I got to know Bill Kennedy from Slow Food and his blog, Piled high in Tejas, and we lived close by each other in Lake Highlands. Whenever I would go to his house to visit, I had to drive by the nursing home where my wife lived the last 35 days of her life. I know pain and I know loss. We feel so much for his wife Janine and his and her family. There are no words anyone can say to assuage the pain and the loss.



From the Hymn of Empedocles

Is it so small a thing
To have enjoy'd the sun,
To have lived light in the spring,
To have loved, to have thought, to have done;
To have advanced true friends, and beat down baffling foes;

That we must feign a bliss
Of doubtful future date,
And while we dream on this
Lose all our present state,
And relegate to worlds yet distant our repose?

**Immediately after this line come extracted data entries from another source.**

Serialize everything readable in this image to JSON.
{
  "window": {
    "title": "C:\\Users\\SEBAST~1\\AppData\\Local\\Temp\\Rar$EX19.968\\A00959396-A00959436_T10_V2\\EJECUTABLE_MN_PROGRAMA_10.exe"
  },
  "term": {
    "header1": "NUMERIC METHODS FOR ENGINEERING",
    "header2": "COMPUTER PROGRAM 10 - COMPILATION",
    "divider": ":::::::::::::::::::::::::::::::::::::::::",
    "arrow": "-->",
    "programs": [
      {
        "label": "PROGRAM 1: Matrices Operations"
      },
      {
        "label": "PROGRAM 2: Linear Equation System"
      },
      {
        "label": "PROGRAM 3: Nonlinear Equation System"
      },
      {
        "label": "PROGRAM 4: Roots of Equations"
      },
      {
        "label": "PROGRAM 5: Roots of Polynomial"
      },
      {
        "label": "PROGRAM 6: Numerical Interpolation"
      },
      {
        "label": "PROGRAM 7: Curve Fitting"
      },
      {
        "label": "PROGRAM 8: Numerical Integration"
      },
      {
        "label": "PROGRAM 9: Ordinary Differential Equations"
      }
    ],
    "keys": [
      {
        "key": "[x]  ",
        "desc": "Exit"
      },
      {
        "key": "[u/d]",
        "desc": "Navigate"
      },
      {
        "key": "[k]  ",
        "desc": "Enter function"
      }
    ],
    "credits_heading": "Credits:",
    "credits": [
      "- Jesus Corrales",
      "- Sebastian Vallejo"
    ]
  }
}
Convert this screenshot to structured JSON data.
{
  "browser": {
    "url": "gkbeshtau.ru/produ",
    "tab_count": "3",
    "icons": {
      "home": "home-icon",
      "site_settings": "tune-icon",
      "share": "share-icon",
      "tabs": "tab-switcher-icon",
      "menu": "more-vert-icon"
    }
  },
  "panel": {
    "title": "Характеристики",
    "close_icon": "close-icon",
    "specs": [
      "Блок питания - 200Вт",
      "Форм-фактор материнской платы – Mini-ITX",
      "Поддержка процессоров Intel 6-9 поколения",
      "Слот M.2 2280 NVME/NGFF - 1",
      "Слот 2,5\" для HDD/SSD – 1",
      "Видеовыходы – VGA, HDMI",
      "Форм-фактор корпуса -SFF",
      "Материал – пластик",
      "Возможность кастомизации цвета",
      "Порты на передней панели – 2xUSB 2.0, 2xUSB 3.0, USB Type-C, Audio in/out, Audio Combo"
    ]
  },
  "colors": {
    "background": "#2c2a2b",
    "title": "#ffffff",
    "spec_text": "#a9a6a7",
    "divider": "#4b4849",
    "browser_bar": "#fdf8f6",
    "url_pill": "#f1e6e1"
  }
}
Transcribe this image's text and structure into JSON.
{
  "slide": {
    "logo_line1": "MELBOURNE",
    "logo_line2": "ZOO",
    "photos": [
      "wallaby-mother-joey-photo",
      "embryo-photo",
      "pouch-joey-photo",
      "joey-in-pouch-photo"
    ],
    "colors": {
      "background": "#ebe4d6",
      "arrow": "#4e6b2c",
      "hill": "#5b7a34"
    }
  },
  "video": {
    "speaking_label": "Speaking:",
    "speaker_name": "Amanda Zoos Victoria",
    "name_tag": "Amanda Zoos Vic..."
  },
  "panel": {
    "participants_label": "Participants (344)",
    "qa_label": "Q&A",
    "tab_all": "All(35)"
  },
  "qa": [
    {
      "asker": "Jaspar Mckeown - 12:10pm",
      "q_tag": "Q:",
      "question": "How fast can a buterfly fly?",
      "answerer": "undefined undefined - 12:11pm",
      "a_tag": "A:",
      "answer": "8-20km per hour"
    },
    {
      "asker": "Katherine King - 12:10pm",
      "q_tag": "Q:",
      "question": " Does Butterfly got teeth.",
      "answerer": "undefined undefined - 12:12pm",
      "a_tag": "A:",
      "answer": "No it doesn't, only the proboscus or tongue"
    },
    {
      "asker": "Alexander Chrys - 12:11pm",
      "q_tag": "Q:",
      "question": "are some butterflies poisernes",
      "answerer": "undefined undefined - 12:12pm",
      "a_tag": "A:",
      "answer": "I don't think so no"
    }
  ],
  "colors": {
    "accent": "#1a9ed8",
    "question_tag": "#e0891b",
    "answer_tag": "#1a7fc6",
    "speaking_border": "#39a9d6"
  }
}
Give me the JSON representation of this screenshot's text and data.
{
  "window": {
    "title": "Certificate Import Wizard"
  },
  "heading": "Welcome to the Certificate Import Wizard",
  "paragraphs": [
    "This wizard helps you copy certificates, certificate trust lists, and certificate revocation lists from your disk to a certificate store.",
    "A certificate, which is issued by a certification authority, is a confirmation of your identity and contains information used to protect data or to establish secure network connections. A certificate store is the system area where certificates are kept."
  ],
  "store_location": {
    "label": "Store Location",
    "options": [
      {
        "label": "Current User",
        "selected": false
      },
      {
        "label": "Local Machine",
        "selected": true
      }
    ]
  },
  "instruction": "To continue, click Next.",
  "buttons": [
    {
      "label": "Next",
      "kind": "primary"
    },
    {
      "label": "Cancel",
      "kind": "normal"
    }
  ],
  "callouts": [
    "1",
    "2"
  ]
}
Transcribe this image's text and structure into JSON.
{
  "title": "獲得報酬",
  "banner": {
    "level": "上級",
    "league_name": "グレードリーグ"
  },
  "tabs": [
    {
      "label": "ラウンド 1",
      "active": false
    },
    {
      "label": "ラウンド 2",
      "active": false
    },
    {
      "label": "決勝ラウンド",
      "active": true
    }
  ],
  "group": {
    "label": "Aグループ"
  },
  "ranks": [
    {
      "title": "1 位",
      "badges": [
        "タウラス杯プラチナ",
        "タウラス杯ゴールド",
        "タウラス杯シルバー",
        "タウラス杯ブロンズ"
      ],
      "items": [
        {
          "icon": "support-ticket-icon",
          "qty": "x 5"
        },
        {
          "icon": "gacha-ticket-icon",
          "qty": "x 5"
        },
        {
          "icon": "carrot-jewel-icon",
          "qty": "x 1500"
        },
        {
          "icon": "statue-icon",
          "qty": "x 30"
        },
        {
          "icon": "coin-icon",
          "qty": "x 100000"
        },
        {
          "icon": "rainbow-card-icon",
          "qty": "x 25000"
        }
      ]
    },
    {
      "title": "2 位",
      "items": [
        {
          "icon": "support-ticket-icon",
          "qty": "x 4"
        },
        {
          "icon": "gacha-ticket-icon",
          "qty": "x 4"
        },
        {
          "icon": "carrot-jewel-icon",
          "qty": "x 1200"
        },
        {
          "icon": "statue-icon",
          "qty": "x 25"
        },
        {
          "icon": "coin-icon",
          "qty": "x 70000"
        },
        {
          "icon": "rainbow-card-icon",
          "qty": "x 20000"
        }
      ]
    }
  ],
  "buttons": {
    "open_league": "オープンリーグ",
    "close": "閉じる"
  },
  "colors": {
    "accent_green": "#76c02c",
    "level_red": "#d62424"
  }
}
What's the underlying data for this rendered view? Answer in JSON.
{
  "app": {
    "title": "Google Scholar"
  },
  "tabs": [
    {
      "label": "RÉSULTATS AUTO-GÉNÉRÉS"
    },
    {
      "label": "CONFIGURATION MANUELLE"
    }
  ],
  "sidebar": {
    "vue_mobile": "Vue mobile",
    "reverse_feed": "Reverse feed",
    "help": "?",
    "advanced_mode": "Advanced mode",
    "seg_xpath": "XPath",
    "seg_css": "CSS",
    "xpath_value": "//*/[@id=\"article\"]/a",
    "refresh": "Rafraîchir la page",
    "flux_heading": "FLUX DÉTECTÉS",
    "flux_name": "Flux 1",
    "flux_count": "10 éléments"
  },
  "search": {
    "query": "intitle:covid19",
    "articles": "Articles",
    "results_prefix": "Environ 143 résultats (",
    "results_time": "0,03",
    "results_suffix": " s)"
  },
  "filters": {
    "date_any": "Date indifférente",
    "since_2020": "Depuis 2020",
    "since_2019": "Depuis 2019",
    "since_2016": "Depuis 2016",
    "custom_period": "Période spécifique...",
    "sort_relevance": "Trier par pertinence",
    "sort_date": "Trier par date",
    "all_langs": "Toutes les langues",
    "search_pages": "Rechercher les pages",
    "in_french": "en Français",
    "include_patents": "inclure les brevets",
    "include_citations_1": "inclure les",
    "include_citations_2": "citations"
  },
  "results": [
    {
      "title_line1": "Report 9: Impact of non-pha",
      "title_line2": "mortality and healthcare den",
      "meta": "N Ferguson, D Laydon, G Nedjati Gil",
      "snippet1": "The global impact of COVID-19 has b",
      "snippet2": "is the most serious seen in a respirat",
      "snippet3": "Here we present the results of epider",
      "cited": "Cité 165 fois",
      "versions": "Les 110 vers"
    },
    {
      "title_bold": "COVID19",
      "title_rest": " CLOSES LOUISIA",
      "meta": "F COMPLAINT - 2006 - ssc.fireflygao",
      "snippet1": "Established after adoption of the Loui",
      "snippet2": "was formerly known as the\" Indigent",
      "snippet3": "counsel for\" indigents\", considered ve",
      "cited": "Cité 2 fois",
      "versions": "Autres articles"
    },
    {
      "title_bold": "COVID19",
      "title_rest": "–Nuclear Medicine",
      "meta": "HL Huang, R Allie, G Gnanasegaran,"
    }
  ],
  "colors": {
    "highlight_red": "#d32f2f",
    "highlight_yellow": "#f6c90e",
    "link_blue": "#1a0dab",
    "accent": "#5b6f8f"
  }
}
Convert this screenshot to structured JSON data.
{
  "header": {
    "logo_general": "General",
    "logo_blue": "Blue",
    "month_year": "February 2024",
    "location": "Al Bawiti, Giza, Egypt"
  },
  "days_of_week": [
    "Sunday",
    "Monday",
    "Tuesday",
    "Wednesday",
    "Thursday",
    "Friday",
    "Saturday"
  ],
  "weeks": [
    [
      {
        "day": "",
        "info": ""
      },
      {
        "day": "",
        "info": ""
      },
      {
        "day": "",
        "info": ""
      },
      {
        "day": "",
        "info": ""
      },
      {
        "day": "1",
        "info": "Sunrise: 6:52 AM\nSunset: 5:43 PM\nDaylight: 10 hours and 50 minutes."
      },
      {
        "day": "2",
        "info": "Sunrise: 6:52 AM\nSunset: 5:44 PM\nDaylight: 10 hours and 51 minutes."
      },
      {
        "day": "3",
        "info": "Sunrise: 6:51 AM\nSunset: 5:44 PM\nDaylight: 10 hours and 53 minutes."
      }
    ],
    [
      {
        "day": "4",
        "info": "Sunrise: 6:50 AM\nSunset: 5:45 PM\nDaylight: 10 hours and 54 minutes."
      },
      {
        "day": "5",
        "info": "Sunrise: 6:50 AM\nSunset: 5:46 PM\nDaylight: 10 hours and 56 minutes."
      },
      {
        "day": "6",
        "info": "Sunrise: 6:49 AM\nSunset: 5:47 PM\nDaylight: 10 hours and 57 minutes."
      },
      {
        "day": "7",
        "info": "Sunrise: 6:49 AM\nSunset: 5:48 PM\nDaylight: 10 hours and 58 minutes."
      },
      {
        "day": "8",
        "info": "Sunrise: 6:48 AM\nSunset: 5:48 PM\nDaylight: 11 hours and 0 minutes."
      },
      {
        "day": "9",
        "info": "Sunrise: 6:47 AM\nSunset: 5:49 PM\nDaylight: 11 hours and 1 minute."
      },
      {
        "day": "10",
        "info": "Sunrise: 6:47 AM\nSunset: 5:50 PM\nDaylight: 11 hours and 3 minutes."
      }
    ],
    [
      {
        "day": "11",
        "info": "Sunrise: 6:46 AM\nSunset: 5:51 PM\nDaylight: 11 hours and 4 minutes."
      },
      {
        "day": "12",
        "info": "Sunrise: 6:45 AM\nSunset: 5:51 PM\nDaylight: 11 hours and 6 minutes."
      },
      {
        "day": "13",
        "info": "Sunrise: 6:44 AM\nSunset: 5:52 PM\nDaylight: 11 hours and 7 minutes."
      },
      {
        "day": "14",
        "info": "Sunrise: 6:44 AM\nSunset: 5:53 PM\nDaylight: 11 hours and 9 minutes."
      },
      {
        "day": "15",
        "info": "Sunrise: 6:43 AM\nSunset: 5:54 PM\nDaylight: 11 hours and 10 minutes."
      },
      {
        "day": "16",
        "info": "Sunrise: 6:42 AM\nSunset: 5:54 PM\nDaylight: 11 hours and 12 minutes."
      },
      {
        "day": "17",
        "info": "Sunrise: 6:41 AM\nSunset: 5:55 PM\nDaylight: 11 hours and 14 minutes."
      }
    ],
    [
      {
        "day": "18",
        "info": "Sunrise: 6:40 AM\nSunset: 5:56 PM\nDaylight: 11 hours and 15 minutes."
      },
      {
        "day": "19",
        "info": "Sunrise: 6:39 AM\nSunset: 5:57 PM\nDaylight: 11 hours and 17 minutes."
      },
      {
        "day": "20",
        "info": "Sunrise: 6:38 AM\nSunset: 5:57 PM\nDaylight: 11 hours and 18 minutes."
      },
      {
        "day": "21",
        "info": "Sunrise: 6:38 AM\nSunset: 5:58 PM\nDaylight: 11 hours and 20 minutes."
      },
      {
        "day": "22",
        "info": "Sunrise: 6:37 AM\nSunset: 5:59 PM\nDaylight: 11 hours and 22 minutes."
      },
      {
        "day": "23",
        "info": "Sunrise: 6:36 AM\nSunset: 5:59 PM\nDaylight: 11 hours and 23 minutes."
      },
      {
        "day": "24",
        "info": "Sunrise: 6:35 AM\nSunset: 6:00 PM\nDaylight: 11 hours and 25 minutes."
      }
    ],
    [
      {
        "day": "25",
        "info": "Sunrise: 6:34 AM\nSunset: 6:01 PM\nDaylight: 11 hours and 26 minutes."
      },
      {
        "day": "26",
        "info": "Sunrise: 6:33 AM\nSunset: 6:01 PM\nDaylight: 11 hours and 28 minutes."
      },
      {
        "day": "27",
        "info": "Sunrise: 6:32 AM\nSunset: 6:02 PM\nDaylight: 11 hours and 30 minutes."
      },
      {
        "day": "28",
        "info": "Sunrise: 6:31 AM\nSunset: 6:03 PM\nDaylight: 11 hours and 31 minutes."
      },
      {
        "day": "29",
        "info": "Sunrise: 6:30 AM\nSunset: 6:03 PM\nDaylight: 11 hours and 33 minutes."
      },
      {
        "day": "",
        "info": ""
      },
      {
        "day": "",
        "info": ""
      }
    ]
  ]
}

Not much, I know, you prize
What pleasures may be had,
Who look on life with eyes
Estranged, like mine, and sad:
And yet the village churl feels the truth more than you;

Who 's loth to leave this life
Which to him little yields:
His hard-task'd sunburnt wife,
His often-labour'd fields;
The boors with whom he talk'd, the country spots he knew.

But thou, because thou hear'st
Men scoff at Heaven and Fate;
Because the gods thou fear'st
Fail to make blest thy state,
Tremblest, and wilt not dare to trust the joys there are.

I say, Fear not! life still
Leaves human effort scope.
But, since life teems with ill,
Nurse no extravagant hope.
Because thou must not dream, thou need'st not then despair.